Perform Action on Multiple Nodes
Note
This feature is available in Intel Exchange v3.7.5.0 (EA) onwards.
You can perform a single action on multiple nodes at once in the Threat Investigation Canvas. This allows you to efficiently apply tags, update attributes, initiate workflows, or enrich threat intelligence across the selected nodes.
Note
Ingestion of the node is mandatory to perform an action on multiple nodes.
Steps
To perform an action on multiple nodes, follow these steps:
Go to Main Menu > Threat Investigations.
Open the investigation where you want to perform the action.
In the canvas, select the nodes using either direct clicks or by drawing a rectangular selection around the nodes.
Note
You can select:
Up to 10 indicator nodes for action like enrichment.
Up to 100 nodes of non-indicator types for other supported actions.

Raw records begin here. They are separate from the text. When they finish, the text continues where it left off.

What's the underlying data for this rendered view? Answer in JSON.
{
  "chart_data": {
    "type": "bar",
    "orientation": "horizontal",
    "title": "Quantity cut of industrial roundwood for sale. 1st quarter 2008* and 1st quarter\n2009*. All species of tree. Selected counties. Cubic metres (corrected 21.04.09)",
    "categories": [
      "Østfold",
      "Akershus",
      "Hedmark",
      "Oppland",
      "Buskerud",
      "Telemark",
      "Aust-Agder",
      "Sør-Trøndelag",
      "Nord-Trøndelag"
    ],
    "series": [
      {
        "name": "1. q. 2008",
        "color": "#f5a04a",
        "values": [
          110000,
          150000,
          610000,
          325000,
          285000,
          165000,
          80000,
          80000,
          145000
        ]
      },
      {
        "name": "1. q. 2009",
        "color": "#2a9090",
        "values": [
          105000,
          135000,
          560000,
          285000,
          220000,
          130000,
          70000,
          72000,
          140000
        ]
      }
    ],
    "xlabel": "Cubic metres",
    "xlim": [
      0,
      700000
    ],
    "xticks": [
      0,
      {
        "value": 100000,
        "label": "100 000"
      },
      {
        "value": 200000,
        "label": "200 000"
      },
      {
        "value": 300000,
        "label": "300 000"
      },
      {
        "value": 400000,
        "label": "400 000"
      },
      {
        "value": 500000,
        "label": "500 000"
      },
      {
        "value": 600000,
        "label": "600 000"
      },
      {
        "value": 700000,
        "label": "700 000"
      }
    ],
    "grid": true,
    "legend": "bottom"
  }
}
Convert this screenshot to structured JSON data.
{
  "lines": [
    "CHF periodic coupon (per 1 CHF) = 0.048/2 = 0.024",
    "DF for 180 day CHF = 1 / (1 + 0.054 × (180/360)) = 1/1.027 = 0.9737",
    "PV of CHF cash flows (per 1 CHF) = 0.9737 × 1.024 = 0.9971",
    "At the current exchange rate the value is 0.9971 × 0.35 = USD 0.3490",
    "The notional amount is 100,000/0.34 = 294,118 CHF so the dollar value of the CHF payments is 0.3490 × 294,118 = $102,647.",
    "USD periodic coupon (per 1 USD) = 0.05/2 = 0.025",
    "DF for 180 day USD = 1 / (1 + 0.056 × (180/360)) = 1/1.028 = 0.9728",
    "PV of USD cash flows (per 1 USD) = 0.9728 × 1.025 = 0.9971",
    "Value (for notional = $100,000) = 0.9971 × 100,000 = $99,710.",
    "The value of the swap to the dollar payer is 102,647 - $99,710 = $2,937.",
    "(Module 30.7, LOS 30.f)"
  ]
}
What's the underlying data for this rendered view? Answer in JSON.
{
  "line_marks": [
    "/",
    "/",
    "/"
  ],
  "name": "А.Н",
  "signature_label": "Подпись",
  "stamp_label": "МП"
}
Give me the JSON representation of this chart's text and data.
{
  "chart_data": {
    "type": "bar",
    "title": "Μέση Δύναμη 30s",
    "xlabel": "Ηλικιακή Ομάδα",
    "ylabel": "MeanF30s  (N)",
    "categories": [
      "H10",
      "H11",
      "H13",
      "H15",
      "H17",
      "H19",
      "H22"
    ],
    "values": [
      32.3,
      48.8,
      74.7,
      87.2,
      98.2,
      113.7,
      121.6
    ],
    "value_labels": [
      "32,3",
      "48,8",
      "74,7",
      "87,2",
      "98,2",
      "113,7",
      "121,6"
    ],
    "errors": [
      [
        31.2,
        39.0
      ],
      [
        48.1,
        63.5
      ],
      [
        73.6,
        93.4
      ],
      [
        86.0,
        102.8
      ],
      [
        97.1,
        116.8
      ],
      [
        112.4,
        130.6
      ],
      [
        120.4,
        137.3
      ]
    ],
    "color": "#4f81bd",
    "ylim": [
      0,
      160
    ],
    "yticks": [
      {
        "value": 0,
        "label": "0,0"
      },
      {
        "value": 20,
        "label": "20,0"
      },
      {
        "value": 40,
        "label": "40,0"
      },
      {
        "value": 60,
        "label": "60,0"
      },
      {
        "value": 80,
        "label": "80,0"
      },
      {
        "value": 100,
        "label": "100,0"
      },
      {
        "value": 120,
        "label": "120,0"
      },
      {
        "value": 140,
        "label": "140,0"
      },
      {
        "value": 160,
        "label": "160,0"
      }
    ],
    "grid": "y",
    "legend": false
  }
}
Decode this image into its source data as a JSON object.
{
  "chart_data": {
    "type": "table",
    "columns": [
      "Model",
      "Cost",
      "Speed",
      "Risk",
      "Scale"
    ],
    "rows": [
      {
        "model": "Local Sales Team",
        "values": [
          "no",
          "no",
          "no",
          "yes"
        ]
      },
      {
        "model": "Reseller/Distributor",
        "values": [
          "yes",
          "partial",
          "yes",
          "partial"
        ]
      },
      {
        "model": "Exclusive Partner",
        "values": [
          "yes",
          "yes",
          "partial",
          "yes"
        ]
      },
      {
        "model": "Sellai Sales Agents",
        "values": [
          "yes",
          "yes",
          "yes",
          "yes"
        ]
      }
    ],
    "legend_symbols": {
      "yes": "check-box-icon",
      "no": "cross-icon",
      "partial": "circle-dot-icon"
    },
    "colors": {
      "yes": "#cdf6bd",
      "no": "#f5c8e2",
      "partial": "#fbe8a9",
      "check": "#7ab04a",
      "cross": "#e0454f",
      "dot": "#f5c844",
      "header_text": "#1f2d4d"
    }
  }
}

From the drop-down, choose one of the following actions:
Action | Description | Supported SDOs |
|---|---|---|
Add Tag | Apply one or more tags to the selected nodes. You can add up to 100 tags | All SDOs |
Add Analyst Score | Assign an analyst score to the nodes | All SDOs except for vulnerability |
Update Analyst TLP | Set the TLP marking on all selected nodes | All SDOs |
Manual Review | Mark nodes for analyst review | All SDOs |
Mark as Reviewed | Confirm nodes as reviewed | All SDOs |
Add to Indicators Allowed | Add indicators to the trusted list | Indicator |
Add to Watchlist | Add observables to the watchlist | All SDOs |
Deprecate | Mark nodes as deprecated | Indicator |
Undeprecate | Remove deprecated status | Indicator |
False Positive | Mark observables as false positives | Indicator |
New Task | Create a task linked to the selected nodes | All SDOs |
Create CFTR Incident | Open a CFTR incident linked to the selected node | Indicator and Report |
Run Rule | Execute an automation rule | All SDOs |
Enrich | Perform enrichment using the available tools. For more information, see Enrich the Nodes. | Indicator and Vulnerability |
Analyze Relations using CTIX | Visualize relationships between selected nodes. For more information, see Analyze Relations Using CTIX. | All SDOs |
Delete Node | Permanently remove nodes from the canvas | All SDOs |
Umark False Positive | Remove the false positive label from the selected observables | Indicator |
Remove Tags | Detach one or more tags from the selected nodes. You can remove up to 50 tags | All SDOs |
Remove from Indicators Allowed | Remove indicators from the trusted list | Indicator |
Remove from Watchlist | Remove observables from the watchlist | All SDOs |
Add CVSS Score | Assign a CVSS score to the selected nodes | Vulnerabilty |
Note
Action Availability
The actions displayed in the drop-down menu depend on the selected node types. If your selection includes different types of SDOs, only the actions supported by all selected SDO types are displayed.